Mississippi’s cyberstalking statute cited in the booking, Miss. Code §97-45-15, classifies unlawful electronic communications that threaten bodily harm or repeatedly harass as a felony. The statute generally carries penalties of up to two years in prison or a fine up to $5,000, or both; those penalties increase to up to five years or a fine up to $10,000 when aggravating factors apply, such as a credible threat, violation of a restraining order, or a prior conviction. The Lafayette booking entry uses extortionate language in its charge description, a factual detail prosecutors will weigh if enhanced penalties are sought.

Oxford detectives treated the December complaint as a formal criminal matter rather than a civil dispute, conducting follow-up investigation over several weeks and months that included digital evidence review and securing the legal process that led to the March arrests. Oxford Police Department public information indicates the department fields cyberstalking and cyber harassment investigations routinely and operates with roughly 90+ sworn officers; local precedent includes an OPD cyberstalking arrest reported June 16, 2025, showing this case fits an ongoing pattern of digital-threat enforcement.

AI-generated illustration
AI-generated illustration

Warning signs illustrated by this case include direct threats of bodily or property harm, repeated messages or posts targeted at an identified person in Oxford, and language suggestive of extortion. Residents who encounter such communications can report them to the Oxford Police Department; in serious cases law enforcement may coordinate with Clay County or Lafayette County authorities, place holds at the Lafayette County Detention Center, and present matters for municipal or county court. Local victim resources named in reporting and public materials include Family Crisis Services of Northwest Mississippi and the Mississippi Attorney General’s Cyber Crime Division and Bureau of Victim Assistance.

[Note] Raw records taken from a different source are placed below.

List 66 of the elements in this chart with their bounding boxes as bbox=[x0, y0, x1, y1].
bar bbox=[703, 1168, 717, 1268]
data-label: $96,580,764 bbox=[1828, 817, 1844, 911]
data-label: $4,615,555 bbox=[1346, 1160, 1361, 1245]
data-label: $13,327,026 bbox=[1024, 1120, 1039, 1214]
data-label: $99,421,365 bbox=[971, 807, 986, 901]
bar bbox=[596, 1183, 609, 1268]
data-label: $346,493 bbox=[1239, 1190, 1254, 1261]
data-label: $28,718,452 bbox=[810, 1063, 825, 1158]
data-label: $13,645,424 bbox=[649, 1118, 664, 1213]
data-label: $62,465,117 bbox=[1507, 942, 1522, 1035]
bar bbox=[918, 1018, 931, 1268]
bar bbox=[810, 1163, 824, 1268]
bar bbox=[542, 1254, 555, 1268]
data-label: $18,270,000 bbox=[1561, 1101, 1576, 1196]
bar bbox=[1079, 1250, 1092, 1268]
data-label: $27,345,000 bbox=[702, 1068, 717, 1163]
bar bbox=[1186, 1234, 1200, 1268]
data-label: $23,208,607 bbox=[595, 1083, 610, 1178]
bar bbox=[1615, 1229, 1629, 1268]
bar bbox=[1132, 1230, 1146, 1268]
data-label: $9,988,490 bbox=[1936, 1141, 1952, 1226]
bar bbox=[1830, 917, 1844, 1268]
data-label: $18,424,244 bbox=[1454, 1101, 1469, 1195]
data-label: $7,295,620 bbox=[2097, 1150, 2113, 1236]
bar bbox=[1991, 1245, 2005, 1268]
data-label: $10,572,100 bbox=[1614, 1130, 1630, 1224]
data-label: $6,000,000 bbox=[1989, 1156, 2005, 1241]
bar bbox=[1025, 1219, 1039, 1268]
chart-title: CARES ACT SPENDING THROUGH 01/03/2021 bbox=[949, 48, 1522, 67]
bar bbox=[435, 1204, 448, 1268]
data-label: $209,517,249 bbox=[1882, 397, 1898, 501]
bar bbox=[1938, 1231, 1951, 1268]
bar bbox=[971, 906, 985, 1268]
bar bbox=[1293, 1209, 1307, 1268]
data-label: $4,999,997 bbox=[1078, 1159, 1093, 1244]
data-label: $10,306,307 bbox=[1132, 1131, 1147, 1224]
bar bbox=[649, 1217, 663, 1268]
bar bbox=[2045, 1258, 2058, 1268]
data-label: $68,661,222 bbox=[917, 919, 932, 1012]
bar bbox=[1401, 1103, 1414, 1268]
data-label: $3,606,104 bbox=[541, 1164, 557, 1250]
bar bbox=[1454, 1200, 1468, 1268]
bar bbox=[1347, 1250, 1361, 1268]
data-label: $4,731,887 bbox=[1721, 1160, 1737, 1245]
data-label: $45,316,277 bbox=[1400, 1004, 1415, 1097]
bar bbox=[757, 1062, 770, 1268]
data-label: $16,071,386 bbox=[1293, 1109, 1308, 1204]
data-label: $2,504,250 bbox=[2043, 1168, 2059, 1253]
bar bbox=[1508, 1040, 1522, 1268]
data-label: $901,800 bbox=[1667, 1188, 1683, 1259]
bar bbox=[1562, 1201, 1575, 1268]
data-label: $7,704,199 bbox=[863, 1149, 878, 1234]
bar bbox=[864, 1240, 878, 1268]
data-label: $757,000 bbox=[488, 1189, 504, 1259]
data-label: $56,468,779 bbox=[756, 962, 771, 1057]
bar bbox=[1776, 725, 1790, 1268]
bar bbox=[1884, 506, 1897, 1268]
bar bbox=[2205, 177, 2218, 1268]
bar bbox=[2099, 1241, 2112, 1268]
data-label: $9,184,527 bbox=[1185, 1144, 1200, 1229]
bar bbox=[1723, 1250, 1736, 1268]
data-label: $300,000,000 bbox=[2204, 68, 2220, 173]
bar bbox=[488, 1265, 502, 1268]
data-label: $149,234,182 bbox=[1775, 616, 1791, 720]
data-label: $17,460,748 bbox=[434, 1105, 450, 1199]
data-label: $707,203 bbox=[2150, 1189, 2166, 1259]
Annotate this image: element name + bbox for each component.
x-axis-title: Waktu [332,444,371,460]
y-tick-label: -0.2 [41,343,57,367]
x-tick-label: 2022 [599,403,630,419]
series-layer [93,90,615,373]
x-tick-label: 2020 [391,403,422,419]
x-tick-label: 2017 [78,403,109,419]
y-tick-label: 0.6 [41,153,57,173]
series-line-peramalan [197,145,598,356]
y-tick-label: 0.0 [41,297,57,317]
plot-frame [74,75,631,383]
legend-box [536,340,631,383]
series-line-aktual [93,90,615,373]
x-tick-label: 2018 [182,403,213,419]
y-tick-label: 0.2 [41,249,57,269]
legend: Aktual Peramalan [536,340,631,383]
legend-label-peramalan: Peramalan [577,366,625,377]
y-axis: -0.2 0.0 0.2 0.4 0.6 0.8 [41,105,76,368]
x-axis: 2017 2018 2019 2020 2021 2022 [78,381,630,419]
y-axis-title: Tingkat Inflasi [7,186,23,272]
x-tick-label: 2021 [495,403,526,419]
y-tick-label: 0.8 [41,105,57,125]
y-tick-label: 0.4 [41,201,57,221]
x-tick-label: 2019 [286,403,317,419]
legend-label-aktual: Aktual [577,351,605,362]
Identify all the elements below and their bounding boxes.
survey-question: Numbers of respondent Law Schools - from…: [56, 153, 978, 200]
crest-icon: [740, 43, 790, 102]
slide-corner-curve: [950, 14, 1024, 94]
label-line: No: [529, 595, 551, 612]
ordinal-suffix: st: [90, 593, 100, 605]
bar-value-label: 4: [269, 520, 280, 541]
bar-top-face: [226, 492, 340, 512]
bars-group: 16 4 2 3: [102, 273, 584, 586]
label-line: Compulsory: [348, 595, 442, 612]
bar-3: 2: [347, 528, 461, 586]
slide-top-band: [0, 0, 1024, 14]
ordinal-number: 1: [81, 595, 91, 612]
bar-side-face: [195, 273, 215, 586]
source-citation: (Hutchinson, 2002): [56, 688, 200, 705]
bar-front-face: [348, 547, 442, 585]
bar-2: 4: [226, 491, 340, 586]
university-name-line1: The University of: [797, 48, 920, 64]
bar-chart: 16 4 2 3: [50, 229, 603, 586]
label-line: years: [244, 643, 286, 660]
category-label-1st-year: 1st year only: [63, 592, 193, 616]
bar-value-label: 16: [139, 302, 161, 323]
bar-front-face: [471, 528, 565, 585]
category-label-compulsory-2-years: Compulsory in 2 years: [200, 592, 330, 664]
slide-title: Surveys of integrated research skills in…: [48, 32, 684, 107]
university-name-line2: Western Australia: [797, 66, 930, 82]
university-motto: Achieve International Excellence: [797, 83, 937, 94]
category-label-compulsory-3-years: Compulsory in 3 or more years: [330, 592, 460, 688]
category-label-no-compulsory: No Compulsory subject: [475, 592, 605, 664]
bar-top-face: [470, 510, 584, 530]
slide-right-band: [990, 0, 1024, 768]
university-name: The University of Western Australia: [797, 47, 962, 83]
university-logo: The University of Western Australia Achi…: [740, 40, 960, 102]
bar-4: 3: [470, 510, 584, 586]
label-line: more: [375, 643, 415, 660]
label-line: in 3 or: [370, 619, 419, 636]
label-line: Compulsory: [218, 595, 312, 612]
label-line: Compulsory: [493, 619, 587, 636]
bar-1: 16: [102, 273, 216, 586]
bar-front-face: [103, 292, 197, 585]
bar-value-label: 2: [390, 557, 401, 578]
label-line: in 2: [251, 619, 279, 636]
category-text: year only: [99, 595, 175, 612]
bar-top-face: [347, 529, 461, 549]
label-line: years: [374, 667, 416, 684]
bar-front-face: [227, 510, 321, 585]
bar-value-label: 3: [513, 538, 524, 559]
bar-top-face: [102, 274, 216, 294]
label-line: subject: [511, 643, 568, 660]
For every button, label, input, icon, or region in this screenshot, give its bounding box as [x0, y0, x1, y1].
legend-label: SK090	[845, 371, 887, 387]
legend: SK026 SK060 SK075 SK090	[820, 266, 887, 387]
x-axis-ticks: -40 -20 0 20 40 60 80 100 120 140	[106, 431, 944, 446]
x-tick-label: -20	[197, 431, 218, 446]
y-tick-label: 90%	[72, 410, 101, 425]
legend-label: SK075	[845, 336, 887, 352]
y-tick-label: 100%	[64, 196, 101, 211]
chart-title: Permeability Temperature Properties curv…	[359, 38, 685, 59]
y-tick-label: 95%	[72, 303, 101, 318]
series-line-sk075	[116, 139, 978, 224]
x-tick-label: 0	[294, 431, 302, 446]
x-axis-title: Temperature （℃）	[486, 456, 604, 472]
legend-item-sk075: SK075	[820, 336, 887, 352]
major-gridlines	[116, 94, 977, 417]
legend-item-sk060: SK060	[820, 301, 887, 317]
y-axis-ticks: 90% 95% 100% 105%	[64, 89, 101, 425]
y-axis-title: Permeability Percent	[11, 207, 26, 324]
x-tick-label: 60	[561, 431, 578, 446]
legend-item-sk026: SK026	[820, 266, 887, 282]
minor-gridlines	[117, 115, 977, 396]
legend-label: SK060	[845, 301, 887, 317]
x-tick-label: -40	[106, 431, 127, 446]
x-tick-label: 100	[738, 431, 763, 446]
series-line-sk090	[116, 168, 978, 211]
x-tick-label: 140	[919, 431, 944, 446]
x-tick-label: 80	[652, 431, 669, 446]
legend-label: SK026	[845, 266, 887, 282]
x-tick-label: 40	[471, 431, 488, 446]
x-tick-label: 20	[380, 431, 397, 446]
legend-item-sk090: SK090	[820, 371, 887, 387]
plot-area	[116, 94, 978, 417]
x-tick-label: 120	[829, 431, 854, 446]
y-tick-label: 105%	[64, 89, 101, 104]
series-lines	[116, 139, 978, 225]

The arrest in Lafayette County is a local example of a broader national trend: the FBI’s IC3 2025 report recorded more than 1,000,000 complaints and roughly $20.9 billion in reported losses from internet-enabled crime, underscoring why digital threats are treated as actionable. Court filings and Lafayette County docket entries will determine whether prosecutors pursue enhanced counts or sentencing factors and will provide the next concrete steps in Rupert’s case.